EC plan to harmonize mobile termination

Matthew Howett/Ovum
11 Jul 2008

The European Commission (EC) recently outlined proposals for a significant departure from the way in which mobile call termination is currently regulated, with the aim of harmonizing the way wholesale charges are calculated.

By 2012 the EC wants termination rates to be based on a bottom-up long-run incremental cost (LRIC) cost model and to be symmetrical between operators. This shift in methodology represents a significant threat to the current level of mobile termination rates in Europe and the revenues operators get from them.

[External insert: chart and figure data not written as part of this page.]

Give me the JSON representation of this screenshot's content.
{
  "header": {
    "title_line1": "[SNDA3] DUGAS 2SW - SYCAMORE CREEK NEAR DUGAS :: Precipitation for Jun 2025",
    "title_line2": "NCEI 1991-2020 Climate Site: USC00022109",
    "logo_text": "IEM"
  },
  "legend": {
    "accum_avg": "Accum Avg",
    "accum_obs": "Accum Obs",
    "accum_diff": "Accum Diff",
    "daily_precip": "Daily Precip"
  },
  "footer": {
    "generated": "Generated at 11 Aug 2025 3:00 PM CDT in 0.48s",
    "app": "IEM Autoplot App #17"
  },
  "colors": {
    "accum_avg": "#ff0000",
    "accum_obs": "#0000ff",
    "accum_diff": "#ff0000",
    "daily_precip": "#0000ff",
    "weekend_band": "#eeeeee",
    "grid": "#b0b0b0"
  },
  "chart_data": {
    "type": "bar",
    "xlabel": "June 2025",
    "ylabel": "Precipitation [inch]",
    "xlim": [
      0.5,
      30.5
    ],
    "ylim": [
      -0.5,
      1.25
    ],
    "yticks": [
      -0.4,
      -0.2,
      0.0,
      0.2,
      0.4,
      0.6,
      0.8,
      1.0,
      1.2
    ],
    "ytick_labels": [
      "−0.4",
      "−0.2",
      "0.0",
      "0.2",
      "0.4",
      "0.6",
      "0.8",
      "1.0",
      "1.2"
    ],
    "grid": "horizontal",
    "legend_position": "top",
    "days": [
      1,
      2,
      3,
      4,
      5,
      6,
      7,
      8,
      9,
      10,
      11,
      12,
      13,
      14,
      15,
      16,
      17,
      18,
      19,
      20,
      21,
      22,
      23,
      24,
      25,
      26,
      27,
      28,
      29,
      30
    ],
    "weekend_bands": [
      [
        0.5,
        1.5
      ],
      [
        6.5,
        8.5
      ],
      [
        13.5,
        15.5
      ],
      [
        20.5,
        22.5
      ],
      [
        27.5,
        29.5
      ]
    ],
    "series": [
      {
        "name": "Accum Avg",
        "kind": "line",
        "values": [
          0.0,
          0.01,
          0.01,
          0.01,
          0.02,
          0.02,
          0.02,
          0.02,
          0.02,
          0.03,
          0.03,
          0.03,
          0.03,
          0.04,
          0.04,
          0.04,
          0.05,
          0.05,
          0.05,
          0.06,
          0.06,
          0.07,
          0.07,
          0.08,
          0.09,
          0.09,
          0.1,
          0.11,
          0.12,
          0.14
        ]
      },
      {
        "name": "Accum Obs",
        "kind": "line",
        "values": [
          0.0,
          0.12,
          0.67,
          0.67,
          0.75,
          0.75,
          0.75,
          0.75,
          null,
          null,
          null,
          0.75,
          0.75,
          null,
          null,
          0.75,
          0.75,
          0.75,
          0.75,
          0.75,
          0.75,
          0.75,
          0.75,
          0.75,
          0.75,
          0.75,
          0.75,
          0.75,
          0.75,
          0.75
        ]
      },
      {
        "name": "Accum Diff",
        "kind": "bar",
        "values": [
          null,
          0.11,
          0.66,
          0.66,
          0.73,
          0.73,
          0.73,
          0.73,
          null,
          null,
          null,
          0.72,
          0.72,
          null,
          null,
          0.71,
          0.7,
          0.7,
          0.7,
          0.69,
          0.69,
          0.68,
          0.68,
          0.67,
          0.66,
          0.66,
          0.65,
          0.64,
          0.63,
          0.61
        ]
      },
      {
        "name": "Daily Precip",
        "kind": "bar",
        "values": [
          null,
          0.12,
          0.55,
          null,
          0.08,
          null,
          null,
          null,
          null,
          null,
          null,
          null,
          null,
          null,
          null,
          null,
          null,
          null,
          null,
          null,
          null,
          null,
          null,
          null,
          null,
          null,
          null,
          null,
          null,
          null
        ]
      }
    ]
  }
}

The EC's desire to create a common methodology stems from the problem of inconsistencies. Between the 27 member states of the EU, mobile termination charges vary wildly. According to our recently published interconnect benchmarks, it costs as little as €0.02 per (3.146 cents) minute in Cyprus to terminate a call whereas in Bulgaria it can cost as much €0.18 per minute. The EC believes such variations cannot be explained by national circumstances alone and rather are due to the way the costing methodology is implemented. To achieve more consistency the EC has detailed which costs can and can't be recovered when terminating a call.

Arguably it will be the new entrants that feel most of the pain. Currently many enjoy a higher call termination rate due to the relatively small volume of traffic terminated and their possible unequal spectrum allocation.

However, the EC believes these rate differentials have been enjoyed for too long and are not encouraging the new entrants to become efficient. It argues that as spectrum trading becomes possible late market entrants are in a position to obtain more/better spectrum.

To make such a statement may be premature, however. While in the long term spectrum trading could allow a rebalance, we have yet to see any significant activity either in the quantity or quality of spectrum being traded. In addition, those operators in possession of prime spectrum would have a strong incentive to hold onto it if it leaves them better placed than their competitors.

Although not dealt with explicitly in this consultation, there has also been a lot of news about a movement away from the current system of mobile termination to "bill and keep". In our view, given the current high level of termination charges, it is unlikely that this will happen anytime soon.

Rather, these proposals from the EC should be seen as an attempt to first level the playing field so that operators are in a position in three to five years' time that will allow them to decide if they would prefer such a system. Such a decision can't come from the EC.

Once operators have had time to fully digest the proposals and their implications, you can expect strong lobbying to commence. Given the style we have become used to from Viviane Reding (EC commissioner for telecoms), there is almost certainly room for compromise. It is now up to the operators to find those points on which she is prepared to concede; they have until 3 September 2008.